Портной чуть не подпрыгнул от удивления.
— Но ведь теперь такая мода, мусье Стрельников! Вы же всегда любите, чтобы было сделано по моде. Посмотрите сами на журнал.
Портной совсем забыл о слепоте Стрельникова, да и не трудно было об этом забыть.
Стрельников поворачивался перед зеркалом с такой свободой и спокойствием, чувствуя себя стройным и молодым в этом новом костюме, что и сам как будто забыл о своем уродстве и слепоте. И точно желая продлить этот самообман, он не только не возразил ничего на предложение портного посмотреть журнал, а поспешил с ним согласиться.
— Да, в самом деле. Это просто я привык к прежнему покрою.
По уходе портного, когда они остались вдвоем, Стрельников не переоделся, оправдываясь перед ней в своем франтовстве:
— Хоть и не по сезону, но уж вечер и не стоит снимать костюм. Не правда ли?
Он ожидал, что она похвалит костюм и скажет, что он идет к нему, так как знал, что такой же костюм в прошлом году очень к нему шел.
Но у нее не хватило духа похвалить. Она лишь уклончиво заметила, что конечно, если он не думает идти нынче вечером гулять, то переодеваться не стоит.
Вероятно, в тоне ее он уловил что-то печальное для себя: оживление его вдруг погасло.
Он медленно подошел к окну и, опершись о подоконник, молча стал лицом к саду и склонил голову.
У ней сердце заныло. Она вспомнила.
Вот так же он стоял тогда, в тот вечер, и так же сидела она на диване, зябко кутаясь в платок, потому что ей нездоровилось.
И при виде этой молодой, сильной фигуры, этого крепкого, заросшего волосами затылка, ее охватила упорная мысль, что на самом деле ничего такого, что терзало столько месяцев сердце, не произошло, что это был страшный кошмар, даже просто безумие. Вот он обернется сейчас, и она увидит в сумерках не пугающую маску, а красивое лицо.
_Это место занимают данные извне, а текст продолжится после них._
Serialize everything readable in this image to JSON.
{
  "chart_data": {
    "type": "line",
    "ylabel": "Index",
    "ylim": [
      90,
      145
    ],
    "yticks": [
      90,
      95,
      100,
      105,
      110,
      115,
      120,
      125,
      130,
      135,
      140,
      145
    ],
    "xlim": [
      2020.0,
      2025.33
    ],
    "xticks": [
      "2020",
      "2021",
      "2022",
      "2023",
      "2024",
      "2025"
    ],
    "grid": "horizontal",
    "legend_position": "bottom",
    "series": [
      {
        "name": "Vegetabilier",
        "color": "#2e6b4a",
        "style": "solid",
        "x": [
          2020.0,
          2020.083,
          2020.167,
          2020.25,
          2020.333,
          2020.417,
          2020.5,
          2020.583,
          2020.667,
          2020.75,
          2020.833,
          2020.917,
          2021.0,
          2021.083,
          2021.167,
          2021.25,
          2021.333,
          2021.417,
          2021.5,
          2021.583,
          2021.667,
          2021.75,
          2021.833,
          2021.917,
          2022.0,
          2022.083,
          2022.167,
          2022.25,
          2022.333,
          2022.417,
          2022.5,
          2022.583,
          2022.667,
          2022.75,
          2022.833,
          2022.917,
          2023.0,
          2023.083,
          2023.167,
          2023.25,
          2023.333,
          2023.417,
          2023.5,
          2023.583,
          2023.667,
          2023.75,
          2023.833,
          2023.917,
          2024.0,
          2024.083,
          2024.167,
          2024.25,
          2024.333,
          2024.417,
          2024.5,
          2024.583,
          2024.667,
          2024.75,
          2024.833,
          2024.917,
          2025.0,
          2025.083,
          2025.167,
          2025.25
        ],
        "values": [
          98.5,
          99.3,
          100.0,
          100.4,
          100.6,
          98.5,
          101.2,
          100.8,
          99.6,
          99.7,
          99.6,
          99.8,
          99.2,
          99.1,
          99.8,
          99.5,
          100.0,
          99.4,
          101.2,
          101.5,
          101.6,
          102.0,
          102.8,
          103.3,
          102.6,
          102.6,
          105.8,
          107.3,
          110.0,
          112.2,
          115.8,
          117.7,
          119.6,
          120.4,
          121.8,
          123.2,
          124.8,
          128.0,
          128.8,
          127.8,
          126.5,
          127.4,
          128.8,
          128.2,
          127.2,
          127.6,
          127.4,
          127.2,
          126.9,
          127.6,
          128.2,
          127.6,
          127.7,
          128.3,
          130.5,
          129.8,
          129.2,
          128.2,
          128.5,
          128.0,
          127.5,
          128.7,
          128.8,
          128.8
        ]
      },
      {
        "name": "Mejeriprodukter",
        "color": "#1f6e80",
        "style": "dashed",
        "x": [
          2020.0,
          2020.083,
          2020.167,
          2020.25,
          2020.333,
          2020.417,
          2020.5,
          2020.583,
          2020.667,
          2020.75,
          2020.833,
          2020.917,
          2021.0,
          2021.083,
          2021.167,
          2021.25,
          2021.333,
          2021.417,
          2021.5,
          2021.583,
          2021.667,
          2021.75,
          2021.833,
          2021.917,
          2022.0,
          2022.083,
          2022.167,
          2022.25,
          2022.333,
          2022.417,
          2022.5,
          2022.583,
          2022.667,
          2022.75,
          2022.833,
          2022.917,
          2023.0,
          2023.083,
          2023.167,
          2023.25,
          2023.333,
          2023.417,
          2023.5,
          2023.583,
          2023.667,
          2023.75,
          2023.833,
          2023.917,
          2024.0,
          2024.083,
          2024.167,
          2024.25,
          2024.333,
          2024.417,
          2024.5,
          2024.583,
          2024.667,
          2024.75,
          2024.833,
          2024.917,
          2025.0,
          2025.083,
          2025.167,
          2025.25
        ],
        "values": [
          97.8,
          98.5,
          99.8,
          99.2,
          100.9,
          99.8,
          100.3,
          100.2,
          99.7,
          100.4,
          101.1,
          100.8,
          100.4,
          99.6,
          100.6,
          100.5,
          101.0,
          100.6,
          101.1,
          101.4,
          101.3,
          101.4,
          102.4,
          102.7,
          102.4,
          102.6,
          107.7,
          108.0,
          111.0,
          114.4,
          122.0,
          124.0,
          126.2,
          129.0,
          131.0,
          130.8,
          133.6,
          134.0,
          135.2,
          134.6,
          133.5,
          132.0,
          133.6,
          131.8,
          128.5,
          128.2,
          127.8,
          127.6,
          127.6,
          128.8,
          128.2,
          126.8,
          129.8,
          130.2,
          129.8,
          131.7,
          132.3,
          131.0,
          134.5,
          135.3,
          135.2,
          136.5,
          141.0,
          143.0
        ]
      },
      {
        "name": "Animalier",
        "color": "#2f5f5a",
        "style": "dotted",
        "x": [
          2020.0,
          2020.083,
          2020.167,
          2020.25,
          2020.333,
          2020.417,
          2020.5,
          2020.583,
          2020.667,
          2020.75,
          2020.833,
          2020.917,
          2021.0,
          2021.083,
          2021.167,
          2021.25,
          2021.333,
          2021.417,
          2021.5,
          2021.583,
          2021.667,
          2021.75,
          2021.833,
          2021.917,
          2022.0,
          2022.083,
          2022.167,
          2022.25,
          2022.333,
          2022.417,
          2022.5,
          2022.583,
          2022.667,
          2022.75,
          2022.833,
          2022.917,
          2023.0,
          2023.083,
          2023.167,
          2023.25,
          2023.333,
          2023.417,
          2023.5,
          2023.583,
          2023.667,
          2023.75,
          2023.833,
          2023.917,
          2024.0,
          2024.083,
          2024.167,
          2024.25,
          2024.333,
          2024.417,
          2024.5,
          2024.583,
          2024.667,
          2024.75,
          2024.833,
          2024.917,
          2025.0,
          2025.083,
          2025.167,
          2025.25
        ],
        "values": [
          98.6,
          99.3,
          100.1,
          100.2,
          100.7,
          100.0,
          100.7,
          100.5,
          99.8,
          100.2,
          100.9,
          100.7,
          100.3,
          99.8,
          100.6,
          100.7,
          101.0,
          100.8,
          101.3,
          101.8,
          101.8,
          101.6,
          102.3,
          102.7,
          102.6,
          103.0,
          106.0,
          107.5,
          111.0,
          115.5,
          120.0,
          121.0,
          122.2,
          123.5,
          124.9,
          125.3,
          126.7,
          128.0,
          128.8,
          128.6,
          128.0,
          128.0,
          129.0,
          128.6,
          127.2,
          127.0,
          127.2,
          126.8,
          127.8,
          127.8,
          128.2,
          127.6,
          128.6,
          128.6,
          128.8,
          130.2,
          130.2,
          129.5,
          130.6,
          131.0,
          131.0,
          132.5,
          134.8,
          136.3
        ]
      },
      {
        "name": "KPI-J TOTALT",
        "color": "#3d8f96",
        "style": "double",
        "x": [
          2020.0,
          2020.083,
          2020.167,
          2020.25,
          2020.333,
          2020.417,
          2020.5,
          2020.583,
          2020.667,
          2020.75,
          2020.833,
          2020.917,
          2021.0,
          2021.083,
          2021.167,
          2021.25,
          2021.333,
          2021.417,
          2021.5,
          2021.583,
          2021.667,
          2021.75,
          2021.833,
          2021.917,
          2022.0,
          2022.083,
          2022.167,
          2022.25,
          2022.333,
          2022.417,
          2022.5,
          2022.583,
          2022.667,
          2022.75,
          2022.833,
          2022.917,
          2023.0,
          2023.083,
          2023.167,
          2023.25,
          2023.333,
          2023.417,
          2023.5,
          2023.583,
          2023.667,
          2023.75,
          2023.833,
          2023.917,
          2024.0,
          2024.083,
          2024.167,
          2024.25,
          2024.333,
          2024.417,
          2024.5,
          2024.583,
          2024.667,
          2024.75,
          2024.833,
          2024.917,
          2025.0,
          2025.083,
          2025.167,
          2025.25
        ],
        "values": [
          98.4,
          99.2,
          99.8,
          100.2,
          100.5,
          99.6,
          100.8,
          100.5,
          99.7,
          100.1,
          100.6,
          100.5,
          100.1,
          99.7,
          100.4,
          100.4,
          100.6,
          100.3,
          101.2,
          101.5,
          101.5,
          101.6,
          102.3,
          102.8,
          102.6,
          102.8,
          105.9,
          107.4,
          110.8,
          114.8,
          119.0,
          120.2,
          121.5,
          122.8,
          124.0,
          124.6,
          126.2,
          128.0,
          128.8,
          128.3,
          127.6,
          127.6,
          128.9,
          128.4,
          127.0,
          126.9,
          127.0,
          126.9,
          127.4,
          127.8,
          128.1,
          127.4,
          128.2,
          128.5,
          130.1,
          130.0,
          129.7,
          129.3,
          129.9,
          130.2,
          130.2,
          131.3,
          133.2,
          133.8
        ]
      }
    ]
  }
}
И прежде подобные мысли приходили ей в голову, но никогда с такой удивительной настойчивостью. И хотелось даже окликнуть его, чтобы скорее убедиться, что так оно и есть на самом деле.
Но это затмение, почти забытье, продолжалось всего лишь секунду, даже меньше секунды.
И затем она сжалась еще больше, еще глубже ушла в теплый платок, хотя был почти летний вечер и за раскрытым настежь окном — еще теплее, чем в комнате.
Сумерки стояли там в синевато-лиловых тонах, и море, открывавшееся перед окнами под облачным небом, было густого мутно-фиолетового тона: оно как будто совсем подходило к обрыву с юга и обрезало неровными изломами берег, образовывавший невдалеке залив с далеко уходящей дугой берега, который кончался мысом, выступавшим за дальностью расстояния в море облачной полосой.